From GWAS variant to function: A study of ∼148,000 variants for blood cell traits
Quan Sun,
Cheynna A. Crowley,
Le Huang,
Jia Wen,
Jiawen Chen,
Erik L. Bao,
Paul L. Auer,
Guillaume Lettre,
Alexander P. Reiner,
Vijay G. Sankaran,
Laura M. Raffield,
Yun Li
Affiliations
Quan Sun
Department of Biostatistics, University of North Carolina at Chapel Hill, Chapel Hill, NC, USA
Cheynna A. Crowley
Department of Biostatistics, University of North Carolina at Chapel Hill, Chapel Hill, NC, USA
Le Huang
Curriculum in Bioinformatics and Computational Biology, University of North Carolina at Chapel Hill, Chapel Hill, NC, USA
Jia Wen
Department of Genetics, University of North Carolina at Chapel Hill, Chapel Hill, NC, USA
Jiawen Chen
Department of Biostatistics, University of North Carolina at Chapel Hill, Chapel Hill, NC, USA
Erik L. Bao
Division of Hematology/Oncology, Boston Children’s Hospital and Department of Pediatric Oncology, Dana-Farber Cancer Institute, Harvard Medical School, Boston, MA, USA; Broad Institute of Harvard and MIT, Cambridge, MA, USA
Paul L. Auer
Zilber School of Public Health, University of Wisconsin-Milwaukee, Milwaukee, WI, USA
Guillaume Lettre
Montreal Heart Institute, Montreal, QC, Canada; Department of Medicine, Faculty of Medicine, Université de Montréal, Montreal, QC, Canada
Alexander P. Reiner
Department of Epidemiology, University of Washington, Seattle, WA, USA; Fred Hutchinson Cancer Research Center, University of Washington, Seattle, WA, USA
Vijay G. Sankaran
Division of Hematology/Oncology, Boston Children’s Hospital and Department of Pediatric Oncology, Dana-Farber Cancer Institute, Harvard Medical School, Boston, MA, USA; Broad Institute of Harvard and MIT, Cambridge, MA, USA
Laura M. Raffield
Department of Genetics, University of North Carolina at Chapel Hill, Chapel Hill, NC, USA
Yun Li
Department of Biostatistics, University of North Carolina at Chapel Hill, Chapel Hill, NC, USA; Department of Genetics, University of North Carolina at Chapel Hill, Chapel Hill, NC, USA; Department of Computer Science, University of North Carolina at Chapel Hill, Chapel Hill, NC, USA; Corresponding author
Summary: Genome-wide association studies (GWASs) have identified hundreds of thousands of genetic variants associated with complex diseases and traits.
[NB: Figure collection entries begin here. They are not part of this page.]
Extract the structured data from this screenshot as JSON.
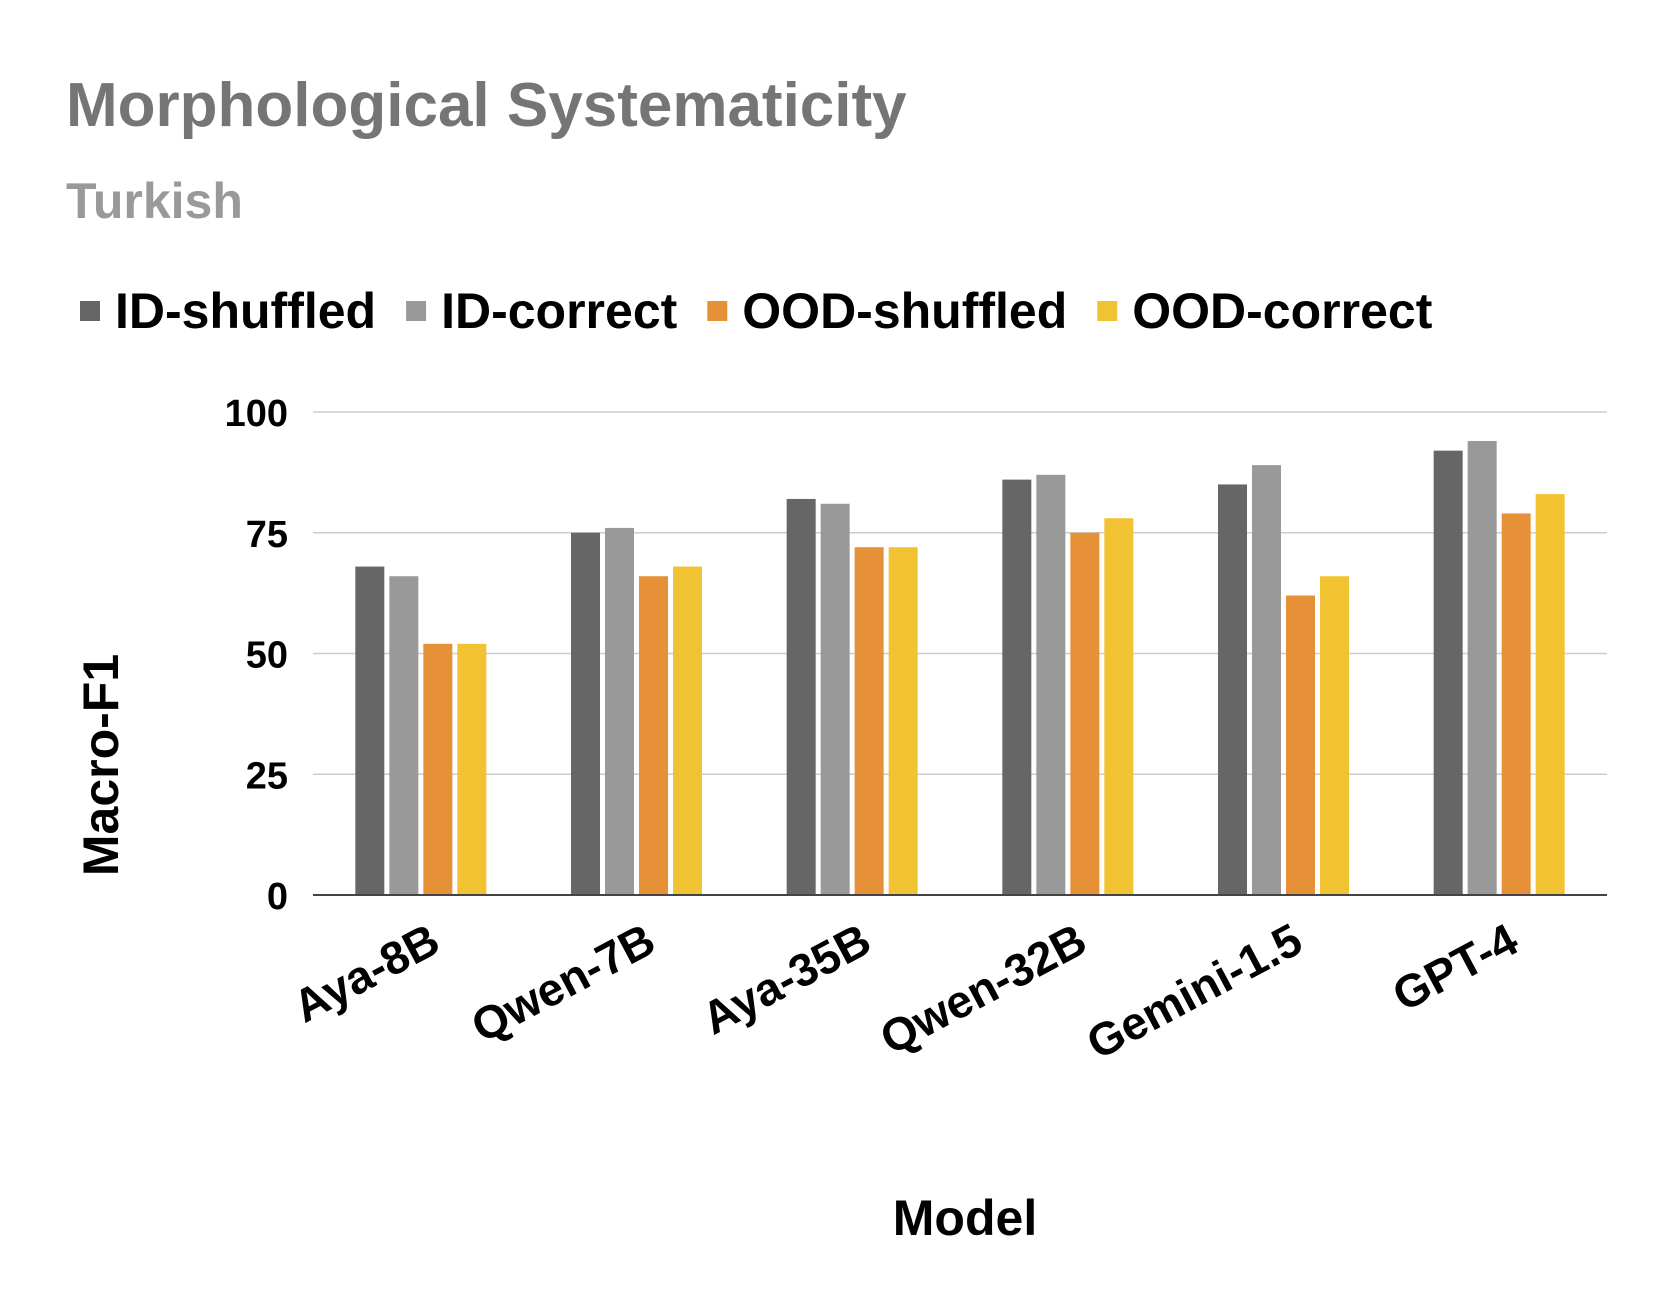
{
  "chart_data": {
    "type": "bar",
    "title": "Morphological Systematicity",
    "subtitle": "Turkish",
    "xlabel": "Model",
    "ylabel": "Macro-F1",
    "ylim": [
      0,
      100
    ],
    "yticks": [
      0,
      25,
      50,
      75,
      100
    ],
    "grid": true,
    "legend_position": "top",
    "categories": [
      "Aya-8B",
      "Qwen-7B",
      "Aya-35B",
      "Qwen-32B",
      "Gemini-1.5",
      "GPT-4"
    ],
    "series": [
      {
        "name": "ID-shuffled",
        "color": "#666666",
        "values": [
          68,
          75,
          82,
          86,
          85,
          92
        ]
      },
      {
        "name": "ID-correct",
        "color": "#999999",
        "values": [
          66,
          76,
          81,
          87,
          89,
          94
        ]
      },
      {
        "name": "OOD-shuffled",
        "color": "#e69138",
        "values": [
          52,
          66,
          72,
          75,
          62,
          79
        ]
      },
      {
        "name": "OOD-correct",
        "color": "#f1c232",
        "values": [
          52,
          68,
          72,
          78,
          66,
          83
        ]
      }
    ]
  }
}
However, most variants are noncoding and not clearly linked to genes, making it challenging to interpret these GWAS signals. We present a systematic variant-to-function study, prioritizing the most likely functional elements of the genome for experimental follow-up, for >148,000 variants identified for hematological traits. Specifically, we developed VAMPIRE: Variant Annotation Method Pointing to Interesting Regulatory Effects, an interactive web application implemented in R Shiny. This tool efficiently integrates and displays information from multiple complementary sources, including epigenomic signatures from blood-cell-relevant tissues or cells, functional and conservation summary scores, variant impact on protein and gene expression, chromatin conformation information, as well as publicly available GWAS and phenome-wide association study (PheWAS) results. Leveraging data generated from independently performed functional validation experiments, we demonstrate that our prioritized variants, genes, or variant-gene links are significantly more likely to be experimentally validated. This study not only has important implications for systematic and efficient revelation of functional mechanisms underlying GWAS variants for hematological traits but also provides a prototype that can be adapted to many other complex traits, paving the path for efficient variant-to-function (V2F) analyses.